Es ist ein antikes Strohgeflecht aus Dornenzweigen (des  Sidar-Gestrüpps, das heute noch in Palästina wuchert) zu einer Art Haube. Es ist diese "Krone", die römische Soldaten am ersten Karfreitag der Geschichte Jesus von Nazareth in Jerusalem im Palast des Pilatus unter Gelächter aufs Haupt prügelten, um ihn in einen Spottkönig zu verwandeln, wie Matthäus es in seinem Evangelium lakonisch schildert: "Da nahmen die Soldaten des Statthalters Jesus, führten ihn in das Prätorium und versammelten die ganze Kohorte um ihn. Sie zogen ihn aus und legten ihm einen purpurroten Mantel um. Dann flochten sie einen Kranz aus Dornen. Den setzten sie ihm auf‘s Haupt und gaben ihm einen Stock in die rechte Hand. Sie fielen vor ihm auf die Knie und verhöhnten ihn, indem sie riefen: Sei gegrüßt, König der Juden!
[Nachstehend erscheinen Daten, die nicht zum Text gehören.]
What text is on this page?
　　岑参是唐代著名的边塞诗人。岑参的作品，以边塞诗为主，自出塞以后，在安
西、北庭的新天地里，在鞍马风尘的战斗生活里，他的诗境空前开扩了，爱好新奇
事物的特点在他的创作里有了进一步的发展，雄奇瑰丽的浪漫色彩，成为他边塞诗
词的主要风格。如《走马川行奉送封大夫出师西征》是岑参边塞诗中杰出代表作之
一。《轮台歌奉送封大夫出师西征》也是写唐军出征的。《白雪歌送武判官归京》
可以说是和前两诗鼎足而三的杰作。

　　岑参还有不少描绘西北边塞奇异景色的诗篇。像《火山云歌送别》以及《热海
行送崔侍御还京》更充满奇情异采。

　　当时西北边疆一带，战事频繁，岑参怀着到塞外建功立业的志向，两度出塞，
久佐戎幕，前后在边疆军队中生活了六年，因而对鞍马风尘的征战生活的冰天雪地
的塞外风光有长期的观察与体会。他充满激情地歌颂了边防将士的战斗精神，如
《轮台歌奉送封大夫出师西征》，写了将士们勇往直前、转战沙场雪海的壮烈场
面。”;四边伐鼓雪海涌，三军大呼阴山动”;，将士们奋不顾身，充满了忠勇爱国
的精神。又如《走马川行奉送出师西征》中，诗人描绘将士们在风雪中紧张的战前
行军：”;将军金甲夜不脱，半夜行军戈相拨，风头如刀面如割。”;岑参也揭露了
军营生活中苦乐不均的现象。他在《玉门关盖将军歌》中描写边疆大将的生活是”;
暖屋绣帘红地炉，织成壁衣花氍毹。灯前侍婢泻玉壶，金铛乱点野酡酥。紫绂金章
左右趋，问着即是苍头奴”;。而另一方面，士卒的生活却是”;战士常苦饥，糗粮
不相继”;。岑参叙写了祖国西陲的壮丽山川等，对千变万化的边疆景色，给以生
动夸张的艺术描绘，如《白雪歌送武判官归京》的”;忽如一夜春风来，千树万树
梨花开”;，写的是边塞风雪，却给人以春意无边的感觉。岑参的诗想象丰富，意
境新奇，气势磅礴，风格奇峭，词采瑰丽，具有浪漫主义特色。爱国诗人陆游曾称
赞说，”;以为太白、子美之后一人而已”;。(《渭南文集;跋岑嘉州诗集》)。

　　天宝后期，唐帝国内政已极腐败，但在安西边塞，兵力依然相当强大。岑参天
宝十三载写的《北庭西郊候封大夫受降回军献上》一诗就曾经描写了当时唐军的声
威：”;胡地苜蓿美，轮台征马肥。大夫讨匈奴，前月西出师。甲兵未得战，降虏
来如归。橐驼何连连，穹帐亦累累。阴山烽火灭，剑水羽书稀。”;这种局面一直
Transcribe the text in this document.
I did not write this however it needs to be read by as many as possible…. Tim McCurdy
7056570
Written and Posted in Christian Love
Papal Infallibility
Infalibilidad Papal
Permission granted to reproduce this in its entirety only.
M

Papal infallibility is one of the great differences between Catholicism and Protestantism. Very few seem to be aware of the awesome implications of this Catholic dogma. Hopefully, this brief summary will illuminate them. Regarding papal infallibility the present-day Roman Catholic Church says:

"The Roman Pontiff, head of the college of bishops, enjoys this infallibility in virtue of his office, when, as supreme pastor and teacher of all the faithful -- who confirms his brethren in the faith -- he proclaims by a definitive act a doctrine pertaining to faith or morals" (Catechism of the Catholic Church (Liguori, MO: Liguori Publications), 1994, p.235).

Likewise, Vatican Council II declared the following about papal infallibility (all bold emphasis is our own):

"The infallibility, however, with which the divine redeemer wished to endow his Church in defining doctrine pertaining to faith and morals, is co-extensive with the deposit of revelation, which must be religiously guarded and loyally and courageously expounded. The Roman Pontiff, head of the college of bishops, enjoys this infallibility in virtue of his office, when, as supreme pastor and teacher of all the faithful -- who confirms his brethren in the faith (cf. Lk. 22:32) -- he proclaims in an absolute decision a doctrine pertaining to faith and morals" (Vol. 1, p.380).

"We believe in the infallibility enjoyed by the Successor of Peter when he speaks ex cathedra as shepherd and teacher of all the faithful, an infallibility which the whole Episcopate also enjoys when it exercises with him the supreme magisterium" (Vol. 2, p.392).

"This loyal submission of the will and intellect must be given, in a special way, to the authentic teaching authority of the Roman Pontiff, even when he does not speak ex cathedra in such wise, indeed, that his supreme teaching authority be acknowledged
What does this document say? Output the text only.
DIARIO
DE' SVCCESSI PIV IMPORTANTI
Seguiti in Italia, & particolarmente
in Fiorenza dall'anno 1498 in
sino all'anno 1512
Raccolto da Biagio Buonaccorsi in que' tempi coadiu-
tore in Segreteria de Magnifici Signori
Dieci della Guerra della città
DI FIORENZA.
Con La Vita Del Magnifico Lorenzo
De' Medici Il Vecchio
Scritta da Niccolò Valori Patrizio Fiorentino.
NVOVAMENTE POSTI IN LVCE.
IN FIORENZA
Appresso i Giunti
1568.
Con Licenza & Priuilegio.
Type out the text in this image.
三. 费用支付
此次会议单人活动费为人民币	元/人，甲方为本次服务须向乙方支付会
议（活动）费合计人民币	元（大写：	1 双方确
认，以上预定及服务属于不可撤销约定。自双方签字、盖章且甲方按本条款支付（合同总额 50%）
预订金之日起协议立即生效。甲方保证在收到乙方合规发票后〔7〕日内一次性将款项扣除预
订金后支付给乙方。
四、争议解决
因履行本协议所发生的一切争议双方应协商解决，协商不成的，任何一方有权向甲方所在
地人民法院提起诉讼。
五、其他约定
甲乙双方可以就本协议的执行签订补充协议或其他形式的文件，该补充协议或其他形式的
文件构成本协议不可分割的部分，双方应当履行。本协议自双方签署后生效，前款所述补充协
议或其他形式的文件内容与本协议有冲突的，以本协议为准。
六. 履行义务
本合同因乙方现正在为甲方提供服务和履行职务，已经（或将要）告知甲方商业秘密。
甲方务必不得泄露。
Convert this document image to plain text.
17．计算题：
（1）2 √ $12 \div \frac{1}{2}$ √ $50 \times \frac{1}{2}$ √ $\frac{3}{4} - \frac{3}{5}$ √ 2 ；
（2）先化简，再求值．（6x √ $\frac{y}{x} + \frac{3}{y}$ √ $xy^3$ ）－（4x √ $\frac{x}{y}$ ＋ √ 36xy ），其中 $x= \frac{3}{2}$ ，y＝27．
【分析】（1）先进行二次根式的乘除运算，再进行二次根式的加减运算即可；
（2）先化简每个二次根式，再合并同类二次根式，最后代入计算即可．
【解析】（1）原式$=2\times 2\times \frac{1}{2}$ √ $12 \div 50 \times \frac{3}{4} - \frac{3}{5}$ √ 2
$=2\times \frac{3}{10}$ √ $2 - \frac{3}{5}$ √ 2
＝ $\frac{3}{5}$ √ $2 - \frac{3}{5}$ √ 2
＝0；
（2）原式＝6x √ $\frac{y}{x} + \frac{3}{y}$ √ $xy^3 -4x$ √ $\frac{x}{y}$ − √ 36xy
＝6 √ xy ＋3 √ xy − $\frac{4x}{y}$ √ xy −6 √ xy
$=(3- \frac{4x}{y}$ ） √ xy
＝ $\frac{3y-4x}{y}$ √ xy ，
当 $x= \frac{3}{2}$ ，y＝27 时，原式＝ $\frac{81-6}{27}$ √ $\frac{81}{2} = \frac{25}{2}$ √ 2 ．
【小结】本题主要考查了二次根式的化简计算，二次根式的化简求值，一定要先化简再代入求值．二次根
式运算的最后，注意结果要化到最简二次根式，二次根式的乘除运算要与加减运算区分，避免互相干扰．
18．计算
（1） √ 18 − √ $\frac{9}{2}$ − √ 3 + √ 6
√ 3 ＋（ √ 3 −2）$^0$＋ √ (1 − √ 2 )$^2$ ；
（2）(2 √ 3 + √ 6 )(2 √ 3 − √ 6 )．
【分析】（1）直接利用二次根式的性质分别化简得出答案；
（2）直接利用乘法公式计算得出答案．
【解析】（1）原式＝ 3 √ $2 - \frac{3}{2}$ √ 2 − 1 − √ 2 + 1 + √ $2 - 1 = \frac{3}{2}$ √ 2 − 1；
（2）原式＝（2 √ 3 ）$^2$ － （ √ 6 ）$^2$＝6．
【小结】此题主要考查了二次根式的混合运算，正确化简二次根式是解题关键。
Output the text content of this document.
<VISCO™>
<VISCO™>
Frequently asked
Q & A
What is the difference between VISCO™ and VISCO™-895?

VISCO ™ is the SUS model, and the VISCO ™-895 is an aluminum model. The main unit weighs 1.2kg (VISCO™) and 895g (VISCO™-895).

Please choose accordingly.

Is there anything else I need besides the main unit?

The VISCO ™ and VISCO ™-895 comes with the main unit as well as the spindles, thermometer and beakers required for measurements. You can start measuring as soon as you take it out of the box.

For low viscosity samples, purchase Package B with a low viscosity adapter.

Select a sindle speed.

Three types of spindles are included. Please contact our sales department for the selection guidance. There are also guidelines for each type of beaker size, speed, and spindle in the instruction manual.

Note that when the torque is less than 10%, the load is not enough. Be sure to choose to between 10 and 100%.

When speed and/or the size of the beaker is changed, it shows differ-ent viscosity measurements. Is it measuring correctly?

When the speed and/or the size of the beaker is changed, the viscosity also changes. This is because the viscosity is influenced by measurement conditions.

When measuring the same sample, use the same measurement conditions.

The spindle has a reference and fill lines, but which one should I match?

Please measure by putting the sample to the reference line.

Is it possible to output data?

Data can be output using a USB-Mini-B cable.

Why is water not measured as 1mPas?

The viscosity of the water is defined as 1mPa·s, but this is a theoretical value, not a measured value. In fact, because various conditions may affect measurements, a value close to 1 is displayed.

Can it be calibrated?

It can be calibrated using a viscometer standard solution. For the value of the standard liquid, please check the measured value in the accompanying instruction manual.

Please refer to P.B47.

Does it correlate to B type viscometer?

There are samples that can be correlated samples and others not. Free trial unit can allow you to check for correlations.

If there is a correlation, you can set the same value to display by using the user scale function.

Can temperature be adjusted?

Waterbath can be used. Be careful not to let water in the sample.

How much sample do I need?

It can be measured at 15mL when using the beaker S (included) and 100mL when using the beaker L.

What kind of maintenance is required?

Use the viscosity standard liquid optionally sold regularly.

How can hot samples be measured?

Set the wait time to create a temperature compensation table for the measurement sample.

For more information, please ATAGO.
Und sie spuckten ihn an, nahmen ihm den Stock wieder weg und schlugen damit auf seinen Kopf."

Dass dieses Marterinstrument nun zum Beginn der Karwoche 2019 durch den Feuerschein aller Flammen hindurch wieder ins Licht trat, beunruhigt eigentlich mehr als alle Verschwörungstheorien zusammen. Es ist ein endzeitliches Menetekel, das kaum weniger erschüttert als das Höllenfeuer selbst.  Sollten Brandstifter es gelegt haben, müsste zuvor das Feuer des Heiligen Geistes auf sie gefallen sein.

So hat Karl V. nach seiner Abdankung als Kaiser des größten Weltreichs der Erde am 25. Oktober 1555 die letzten drei Jahre seines Lebens in der Klosterkirche im spanischen San Jeronimo de Yuste in Betrachtung eines bewegenden Porträts eben dieses von Dornen durchbohrten Spottkönigs verbracht, der sich in souveränem Schweigen seinen Henkern ergeben hatte. Und dieser einzigen Krone, die niemals wackelt. Wahrscheinlich kann kein Hinblick besser ergründen, was das Geheimnis des schönsten Kontinents der Erde in seiner Tiefe ausmacht.

Neben dieser Reliquie  hat die Ruine von Notre-Dame jetzt aber auch noch die drei Rosenfenster wieder freigegeben, die es nun neu zu entdecken gilt, mit ihrem spektakulären Narrativ der christlichen Heilsgeschichte, die nur darauf warten, noch einmal ebenso leuchtend und neu in unsere Zeit übersetzt zu werden

Es sind fast kosmische Speicherchips der Erinnerung, die im Herzen Europas bis gestern fast so unlesbar und unverständlich geworden waren wie die Reliefs in den Ruinen von Angkor Wat im Dschungel Kambodschas.

Es ist eine ungeheure Herausforderung, die die Flammen im Dachstuhl Unserer Lieben Frau von Paris freigelegt haben, zur Reinigung der Erinnerung. Aus diesem Feuer wird Frankreich als ein anderes Land hervorgehen.